The concept is similar to Google Analytics, only applied to humans, with AB testing features and KPI goals. Using the app, people can see how certain lifestyle changes, such as morning meditation, working from home or dietary changes, affect their stress and energy levels. People can optimize their lifestyles by keeping the changes that work and ditching the ones that don’t.
 
Welltory’s core feature (available on the free version of the app) is stress and energy measurements, which can be taken on an iOS or Android phone using the camera. Applying the same PPG technology found in most pulse oximeters, the app uses the phone’s camera to illuminate blood vessels in a user’s index finger and measure heart rate variability
 
The app then uses heart rate variability algorithms to assess the state of the autonomic nervous system, the body’s stress and recovery regulation center. That’s how stress and energy levels are calculated. HRV monitoring is often used in professional sports.
 
For those willing to fork over a little extra, the paid version of the Welltory app features a Quantified Self Dashboard, which lets users collect data about their lifestyles and see how different aspects of their lives affect their stress, energy and productivity levels.
 
This dashboard be synced with fitness trackers, Apple Health and Google Fit to collect data about factors like sleep, nutrition and physical activity. Over time it starts to generate charts that show correlations. Users can see if walking an extra mile a day helps keep their stress levels down, for example, or check how morning meditation sessions affect their productivity. They can even see the effects of the weather.

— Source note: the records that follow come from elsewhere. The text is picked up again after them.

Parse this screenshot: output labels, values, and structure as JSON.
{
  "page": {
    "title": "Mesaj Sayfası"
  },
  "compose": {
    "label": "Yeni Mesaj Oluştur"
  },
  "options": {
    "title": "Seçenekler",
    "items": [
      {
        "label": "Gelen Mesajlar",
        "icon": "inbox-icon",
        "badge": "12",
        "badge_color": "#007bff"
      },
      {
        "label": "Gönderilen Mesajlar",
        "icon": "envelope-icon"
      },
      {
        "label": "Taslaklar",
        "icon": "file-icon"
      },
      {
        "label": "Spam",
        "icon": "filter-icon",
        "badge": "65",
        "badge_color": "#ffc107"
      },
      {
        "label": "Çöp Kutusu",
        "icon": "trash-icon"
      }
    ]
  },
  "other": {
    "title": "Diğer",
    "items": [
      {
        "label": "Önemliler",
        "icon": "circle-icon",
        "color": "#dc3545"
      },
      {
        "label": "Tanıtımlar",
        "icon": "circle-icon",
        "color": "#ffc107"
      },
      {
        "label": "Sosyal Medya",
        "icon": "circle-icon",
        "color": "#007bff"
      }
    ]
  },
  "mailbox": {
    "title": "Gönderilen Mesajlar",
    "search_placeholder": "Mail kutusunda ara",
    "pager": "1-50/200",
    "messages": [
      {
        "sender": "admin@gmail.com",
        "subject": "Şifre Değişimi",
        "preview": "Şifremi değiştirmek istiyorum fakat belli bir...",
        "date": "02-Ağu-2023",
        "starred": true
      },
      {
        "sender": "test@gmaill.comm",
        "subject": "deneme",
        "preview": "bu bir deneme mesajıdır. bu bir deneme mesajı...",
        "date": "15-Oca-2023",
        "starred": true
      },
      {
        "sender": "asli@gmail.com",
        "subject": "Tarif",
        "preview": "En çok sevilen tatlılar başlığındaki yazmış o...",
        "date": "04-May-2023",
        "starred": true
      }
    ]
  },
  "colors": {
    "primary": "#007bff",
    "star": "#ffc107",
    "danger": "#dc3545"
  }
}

“Our goal was to give people a tool that makes sense and shows what all this Quantified Self data means,” said Jane Smorodnikova, Welltory co-founder, in a statement. “They can see how their activity influences their stress, how many hours of sleep they need to recover properly, and what lifestyle habits influence their productivity at work. Stress and energy measurements is the key that connects the dots of your lifestyle data and makes it easy to get real insights.”
 
To help users get more value from the data, Welltory provides built-in explanations and videos about how the brain and body work, tasks that teach users how to run lifestyle experiments based on stress and energy data, and in-app chat support with wellness and quantified self specialists.
 
Welltory currently has 142,000 users and more than 1 million heart rate variability measurements, coupled with lifestyle and productivity data. The project’s monthly growth rate amounts to 25-30 percent in paying users, with revenue coming from paid subscriptions.
 
“We plan to close Series A round at the end of the year, preferably with a lead investor as venture fund specializing in digital health products,” Welltory co-founder Pavel Pravdin told MobiHealthNews. “Our medium-term goal is to introduce AI data analysis of users’ lifestyle data, and correlations between stress and well-being.”
 
Welltory has 13 business angels on board. Some of them were pre-seed business angels and invested for the second time. Most are experienced investors with portfolios that vary from genetics to digital health companies, including Muse, Ginger.io, Fitocracy, and even game companies like the creator of War Thunder.
 
The company hopes to reach more than 400,000 installs worldwide before the end of this year. Welltory’s focus is to add more data insights and educational content, creating a gamified experience to help adults find optimal work and sleep schedules, shed bad habits, and figure out which workout and relaxation techniques boost their productivity, lower their stress, and increase their energy levels.